キーワード:応力逆解析、小断層解析、滑り傾向

構造地質学や地震学で用いられる応力逆解析は,断層が剪断応力と平行に滑るというWallace-Bott仮説に基づいている.この仮説は剪断応力や法線応力の大きさに何ら仮定を設けないので,高間隙水圧や低摩擦の条件で滑る断層や,既存の弱面を利用する断層など,いわゆるmis-orientedな方位を持つ断層を許容する.しかしその反面,応力に対する制約が弱いので,Wallace-Bott仮説のみに依拠する解析法は応力の検出能が高くない.そこで本研究は,断層の滑りやすさを表すfault instability(Vavrycuk et al, 2013; Sato, 2016)の評価を組み込んで,応力の検出能向上を試みた.

Mohrダイアグラム上で断層面に働く剪断応力と法線応力を表す点と,摩擦則の直線との距離が小さいほど断層は滑りやすいと考えられる.そこで,その距離が小さいほど大きくなるようにfault instabilityを定義する.Fault instabilityの算出には摩擦係数が必要である.本研究は応力をグリッドサーチで決定するが,候補の応力ごとに最適な摩擦係数をSato (2016)の方法で決定した.その摩擦係数に基づいて算出したfault instabilityを用いて,応力の適合度に重み付けをした.これにより,滑りやすい方位の断層面が多くなるような応力が検出されやすくなる.

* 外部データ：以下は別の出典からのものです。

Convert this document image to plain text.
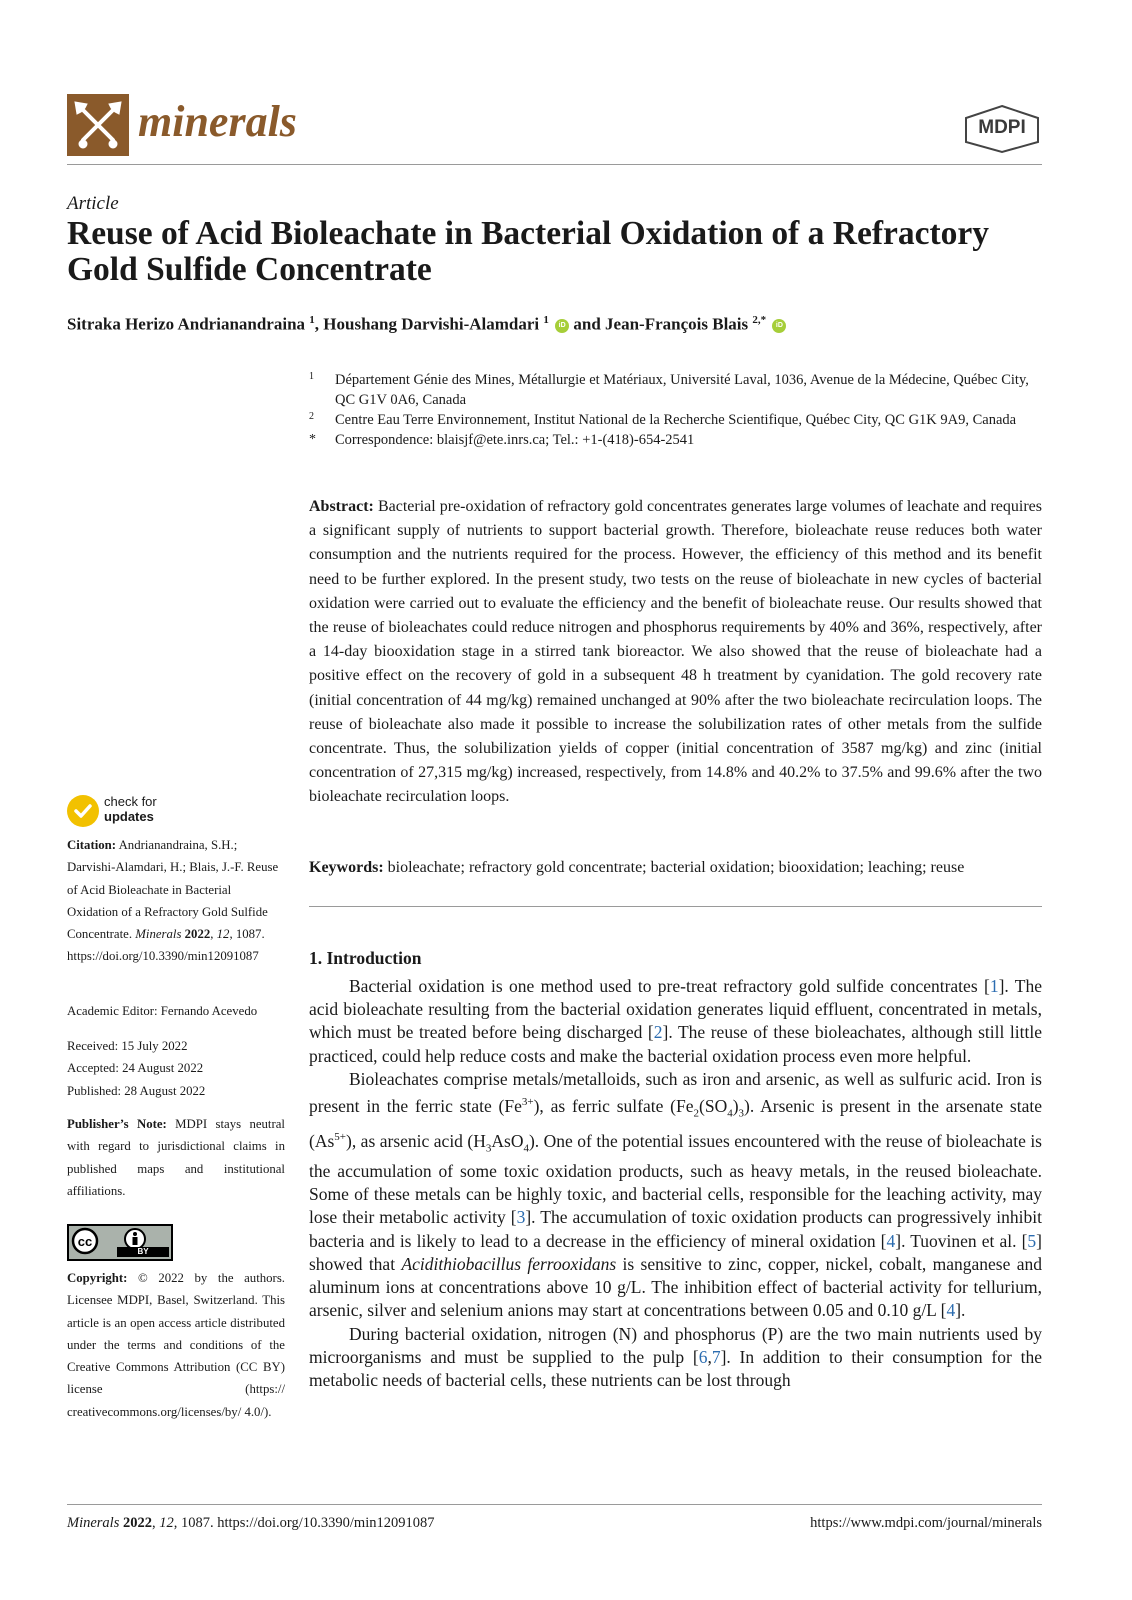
minerals	MDPI
Article
Reuse of Acid Bioleachate in Bacterial Oxidation of a Refractory Gold Sulfide Concentrate
Sitraka Herizo Andrianandraina $^1$, Houshang Darvishi-Alamdari $^1$ iD and Jean-François Blais $^{2,*}$ iD
1	Département Génie des Mines, Métallurgie et Matériaux, Université Laval, 1036, Avenue de la Médecine, Québec City, QC G1V 0A6, Canada
2	Centre Eau Terre Environnement, Institut National de la Recherche Scientifique, Québec City, QC G1K 9A9, Canada
*	Correspondence: blaisjf@ete.inrs.ca; Tel.: +1-(418)-654-2541
Abstract: Bacterial pre-oxidation of refractory gold concentrates generates large volumes of leachate and requires a significant supply of nutrients to support bacterial growth. Therefore, bioleachate reuse reduces both water consumption and the nutrients required for the process. However, the efficiency of this method and its benefit need to be further explored. In the present study, two tests on the reuse of bioleachate in new cycles of bacterial oxidation were carried out to evaluate the efficiency and the benefit of bioleachate reuse. Our results showed that the reuse of bioleachates could reduce nitrogen and phosphorus requirements by 40% and 36%, respectively, after a 14-day biooxidation stage in a stirred tank bioreactor. We also showed that the reuse of bioleachate had a positive effect on the recovery of gold in a subsequent 48 h treatment by cyanidation. The gold recovery rate (initial concentration of 44 mg/kg) remained unchanged at 90% after the two bioleachate recirculation loops. The reuse of bioleachate also made it possible to increase the solubilization rates of other metals from the sulfide concentrate. Thus, the solubilization yields of copper (initial concentration of 3587 mg/kg) and zinc (initial concentration of 27,315 mg/kg) increased, respectively, from 14.8% and 40.2% to 37.5% and 99.6% after the two bioleachate recirculation loops.
Keywords: bioleachate; refractory gold concentrate; bacterial oxidation; biooxidation; leaching; reuse
1. Introduction

Bacterial oxidation is one method used to pre-treat refractory gold sulfide concentrates [1]. The acid bioleachate resulting from the bacterial oxidation generates liquid effluent, concentrated in metals, which must be treated before being discharged [2]. The reuse of these bioleachates, although still little practiced, could help reduce costs and make the bacterial oxidation process even more helpful.

Bioleachates comprise metals/metalloids, such as iron and arsenic, as well as sulfuric acid. Iron is present in the ferric state $(Fe^{3+})$, as ferric sulfate $(Fe_2(SO_4)_3)$. Arsenic is present in the arsenate state $(As^{5+})$, as arsenic acid $(H_3AsO_4)$. One of the potential issues encountered with the reuse of bioleachate is the accumulation of some toxic oxidation products, such as heavy metals, in the reused bioleachate. Some of these metals can be highly toxic, and bacterial cells, responsible for the leaching activity, may lose their metabolic activity [3]. The accumulation of toxic oxidation products can progressively inhibit bacteria and is likely to lead to a decrease in the efficiency of mineral oxidation [4]. Tuovinen et al. [5] showed that Acidithiobacillus ferrooxidans is sensitive to zinc, copper, nickel, cobalt, manganese and aluminum ions at concentrations above 10 g/L. The inhibition effect of bacterial activity for tellurium, arsenic, silver and selenium anions may start at concentrations between 0.05 and 0.10 g/L [4].

During bacterial oxidation, nitrogen (N) and phosphorus (P) are the two main nutrients used by microorganisms and must be supplied to the pulp [6,7]. In addition to their consumption for the metabolic needs of bacterial cells, these nutrients can be lost through

check for
updates
Citation: Andrianandraina, S.H.; Darvishi-Alamdari, H.; Blais, J.-F. Reuse of Acid Bioleachate in Bacterial Oxidation of a Refractory Gold Sulfide Concentrate. Minerals 2022, 12, 1087. https://doi.org/10.3390/min12091087
Academic Editor: Fernando Acevedo
Received: 15 July 2022
Accepted: 24 August 2022
Published: 28 August 2022
Publisher’s Note: MDPI stays neutral with regard to jurisdictional claims in published maps and institutional affiliations.
cc
BY
Copyright: © 2022 by the authors. Licensee MDPI, Basel, Switzerland. This article is an open access article distributed under the terms and conditions of the Creative Commons Attribution (CC BY) license (https:// creativecommons.org/licenses/by/ 4.0/).
Minerals 2022, 12, 1087. https://doi.org/10.3390/min12091087	https://www.mdpi.com/journal/minerals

本手法を,大分県別府湾周辺に分布する更新統碩南層群を切る小断層群に適用した.その結果,NNE-SSW引張,NNW-SSE引張,E-W引張の3つの正断層型応力が検出された.従来の解析法(Sato, 2006)では1つないし2つの応力しか検出できなかったが,本研究の改良により検出能が向上したことが確かめられた.

References
Sato, K., 2006, Tectonophysics, 421, 319-330.
Sato, K., 2016, Journal of Structural Geology, 89, 44-53.
Vavrycuk, V., Bouchaala, F. and Fischer, T., 2013, Tectonophysics, 590, 189-195.